The process can be risky, and over the years Karen has learned lessons the hard way.  Cotton t-shirts are the only option because fake fibers – like polyester – melt, goggles protect expensive glasses, and good neighbors are a necessity when things get too hot to handle. Karen has had one close call.  “I’ve had it blow up in my face once. Luckily my neighbor was home and could help. The burns were mild – like a bad sunburn – but it was scary. It’s dangerous, but I like it. It’s never boring. It’s always exciting to open the bucket when it’s cooled off. It’s a pretty violent process to the clay, too. I sometimes get breakage at the end of all of this. I have a ‘bone yard’ out in the back. It’s nice yard art.”

Once committed to ceramics and the raku process, success came quickly. Karen earned a coveted spot in a student show at the College of Marin. From there she took photographs of her work, made Xerox copies of the photographs and sent them off to Virginia Brier who was then the premier San Francisco gallery for her type of sculpture. Brier invited her into the gallery for a face-to-face meeting and asked Karen to bring samples of her work. “I was so excited,” Karen remembers. “I thought if I could get one piece into Virginia Brier’s gallery I would be thrilled, but she made me leave everything. She told me to go home and make more and by the time I got home she had already called to say they made sales!”  Karen Shapiro’s art career was launched. Today she works with a handful of galleries. Limited by time and process, there is only so much art she can produce. A self-described workaholic, she already spends seven days a week in her studio. “There is only so much I can make,” she says. “I’m pretty maxed out right now. I can’t take unlimited galleries. So I’m lucky – I only deal with people that I like. All my gallery owners are my best friends.”

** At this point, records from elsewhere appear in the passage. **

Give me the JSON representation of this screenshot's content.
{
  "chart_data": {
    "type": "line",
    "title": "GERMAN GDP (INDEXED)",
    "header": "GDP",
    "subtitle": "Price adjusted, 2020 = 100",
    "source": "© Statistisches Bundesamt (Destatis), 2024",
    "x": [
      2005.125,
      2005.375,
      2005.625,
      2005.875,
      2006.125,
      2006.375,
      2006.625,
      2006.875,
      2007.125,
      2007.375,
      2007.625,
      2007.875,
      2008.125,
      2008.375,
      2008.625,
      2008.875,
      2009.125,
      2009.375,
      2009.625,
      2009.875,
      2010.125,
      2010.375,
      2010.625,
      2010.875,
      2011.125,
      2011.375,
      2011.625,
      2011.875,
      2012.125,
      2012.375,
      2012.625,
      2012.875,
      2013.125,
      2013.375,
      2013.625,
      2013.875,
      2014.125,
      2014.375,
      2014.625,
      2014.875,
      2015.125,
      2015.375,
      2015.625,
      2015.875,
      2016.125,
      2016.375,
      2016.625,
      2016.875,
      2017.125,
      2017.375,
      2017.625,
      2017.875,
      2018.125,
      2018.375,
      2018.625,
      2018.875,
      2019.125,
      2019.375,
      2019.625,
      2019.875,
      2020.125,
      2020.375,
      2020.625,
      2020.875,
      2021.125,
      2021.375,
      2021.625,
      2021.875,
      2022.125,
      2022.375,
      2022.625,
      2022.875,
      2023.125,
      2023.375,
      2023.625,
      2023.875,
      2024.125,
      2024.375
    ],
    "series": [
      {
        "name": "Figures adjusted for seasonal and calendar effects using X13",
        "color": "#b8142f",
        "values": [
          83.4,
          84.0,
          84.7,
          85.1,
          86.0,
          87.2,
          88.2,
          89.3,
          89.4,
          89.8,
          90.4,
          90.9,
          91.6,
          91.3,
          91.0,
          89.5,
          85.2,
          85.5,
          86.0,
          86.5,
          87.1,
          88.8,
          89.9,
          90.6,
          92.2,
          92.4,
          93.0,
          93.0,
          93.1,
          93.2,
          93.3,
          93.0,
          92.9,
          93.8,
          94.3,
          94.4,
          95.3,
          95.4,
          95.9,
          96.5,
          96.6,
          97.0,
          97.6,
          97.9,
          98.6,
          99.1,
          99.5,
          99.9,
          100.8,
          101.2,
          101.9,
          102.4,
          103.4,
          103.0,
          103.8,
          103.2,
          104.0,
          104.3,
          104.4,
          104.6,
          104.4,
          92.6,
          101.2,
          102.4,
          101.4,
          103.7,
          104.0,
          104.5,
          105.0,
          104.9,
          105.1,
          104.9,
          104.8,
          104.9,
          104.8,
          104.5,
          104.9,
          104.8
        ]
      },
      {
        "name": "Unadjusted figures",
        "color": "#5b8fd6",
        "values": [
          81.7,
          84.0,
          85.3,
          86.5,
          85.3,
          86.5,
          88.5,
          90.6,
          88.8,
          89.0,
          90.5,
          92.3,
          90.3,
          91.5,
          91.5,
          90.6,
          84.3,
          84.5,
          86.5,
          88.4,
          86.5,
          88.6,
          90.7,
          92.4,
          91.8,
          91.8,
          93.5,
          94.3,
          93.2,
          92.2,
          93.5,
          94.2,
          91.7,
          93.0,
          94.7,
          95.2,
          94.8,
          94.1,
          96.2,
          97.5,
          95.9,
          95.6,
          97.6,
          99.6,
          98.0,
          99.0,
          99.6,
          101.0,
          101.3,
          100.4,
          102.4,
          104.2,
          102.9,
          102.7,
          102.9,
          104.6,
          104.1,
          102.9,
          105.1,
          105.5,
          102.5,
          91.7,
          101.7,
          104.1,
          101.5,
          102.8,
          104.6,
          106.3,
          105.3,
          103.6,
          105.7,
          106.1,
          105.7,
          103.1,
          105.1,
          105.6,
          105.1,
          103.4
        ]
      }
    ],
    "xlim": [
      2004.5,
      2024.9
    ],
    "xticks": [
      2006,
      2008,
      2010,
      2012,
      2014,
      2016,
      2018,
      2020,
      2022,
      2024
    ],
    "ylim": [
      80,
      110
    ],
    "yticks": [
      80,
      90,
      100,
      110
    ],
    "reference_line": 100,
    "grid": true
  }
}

Karen moved up to Northern California a few years back. Actually she was forced to make a change after her rental home was sold and she was “tossed out.” A potter built her current home and it has that artistic feel. Originally, the studio was inside the house but the dust and soot got to be too much, and Karen remodeled, moving her studio into the garage. A state of the art kitchen now occupies the space where the in-home studio used to be, and her living space is home to an eclectic art collection including sculpture from ceramicist Tony Natsoulas, sculptor Patrick Amiot, photographer Roman Loranc, and one prized Lucienne Bloch photograph of Frido Kahlo. “I’m surrounded by wonderful art,” she says simply.

She still loves to cook and occasionally has friends over to enjoy her culinary skills, but for the most part Karen lives a solitary life. She sometimes travels to art openings, but even then she doesn’t like it. Karen thrives on the routine, and it’s the art that keeps her going. “Everyday I work until I can’t anymore, and then I’m on the couch with my four cats. They are my babies. They don’t talk back and they don’t bug me. I’m happily alone,” she laughs, and seems to genuinely mean it. With a bad back that leaves her with chronic pain, and now a pinched nerve, Shapiro admits to feeling the pressure of time. “My head is still twenty something, but the body is not. My work is very physical. I just keep hoping this old body will give me a lot more years because I would go totally nuts if I couldn’t work.” Shapiro does not work 24/7 in order to secure her artistic legacy. She is not driven by unbridled ambition. For this artist it is a simple equation; the art is like the air she breathes to live. If you are looking for deep meaning and metaphors in her art – subtle commentary on American consumerism perhaps – she won’t stop you, but it is not the motivation. It may be hard to believe in a world that expects art to come with intellectual pedigree, but in this case, Shapiro makes things that make her smile, and that also strike a chord with ordinary people. It really is that simple.